Magnetization reversal and nonexponential relaxation via instabilities of internal spin waves in nanomagnets
D. A. Garanin, H. Kachkachi, and L. Reynaud

TL;DR
This paper investigates how internal spin wave instabilities cause magnetization reversal and nonexponential relaxation in nanomagnets, revealing fast initial decay followed by slow tail behavior through analytical and numerical methods.
Contribution
It introduces a detailed analysis of linear and exponential spin-wave instabilities and their role in magnetization dynamics in nanomagnets, including analytical relaxation rates and simulation results.
Findings
Magnetization exhibits rapid initial decay during reversal.
Relaxation follows a nonexponential, slow tail at later stages.
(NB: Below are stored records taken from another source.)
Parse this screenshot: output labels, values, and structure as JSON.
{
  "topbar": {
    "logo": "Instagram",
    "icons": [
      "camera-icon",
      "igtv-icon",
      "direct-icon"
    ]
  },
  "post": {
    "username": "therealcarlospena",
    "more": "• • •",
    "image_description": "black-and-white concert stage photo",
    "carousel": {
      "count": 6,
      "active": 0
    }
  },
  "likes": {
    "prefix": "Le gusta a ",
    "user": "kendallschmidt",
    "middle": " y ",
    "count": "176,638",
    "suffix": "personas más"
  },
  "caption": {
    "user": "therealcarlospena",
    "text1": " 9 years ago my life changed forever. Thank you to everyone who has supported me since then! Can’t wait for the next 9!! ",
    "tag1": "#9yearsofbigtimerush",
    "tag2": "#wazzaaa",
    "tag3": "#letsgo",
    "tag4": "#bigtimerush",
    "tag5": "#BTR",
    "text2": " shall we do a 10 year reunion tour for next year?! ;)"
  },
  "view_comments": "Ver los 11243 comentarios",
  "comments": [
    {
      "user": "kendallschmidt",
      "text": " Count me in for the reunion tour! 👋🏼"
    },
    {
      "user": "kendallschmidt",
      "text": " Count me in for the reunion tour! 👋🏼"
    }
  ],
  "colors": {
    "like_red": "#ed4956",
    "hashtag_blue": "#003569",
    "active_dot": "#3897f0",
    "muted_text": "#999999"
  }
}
Numerical simulations confirm strong magnetization decrease and recovery.
Abstract
A magnetic particle with atomic spins ordered in an unstable direction is an example of a false vacuum that decays via excitation of internal spin waves. Coupled evolution of the particle's magnetization (or the vacuum state) and spin waves, considered in the time-dependent vacuum frame, leads to a peculiar relaxation that is very fast at the beginning but slows down to a nonexponential long tail at the end. The two main scenarios are linear and exponential spin-wave instabilities. For the former, the longitudinal and transverse relaxation rates have been obtained analytically. Numerical simulations show that the particle's magnetization strongly decreases in the middle of reversal and then recovers.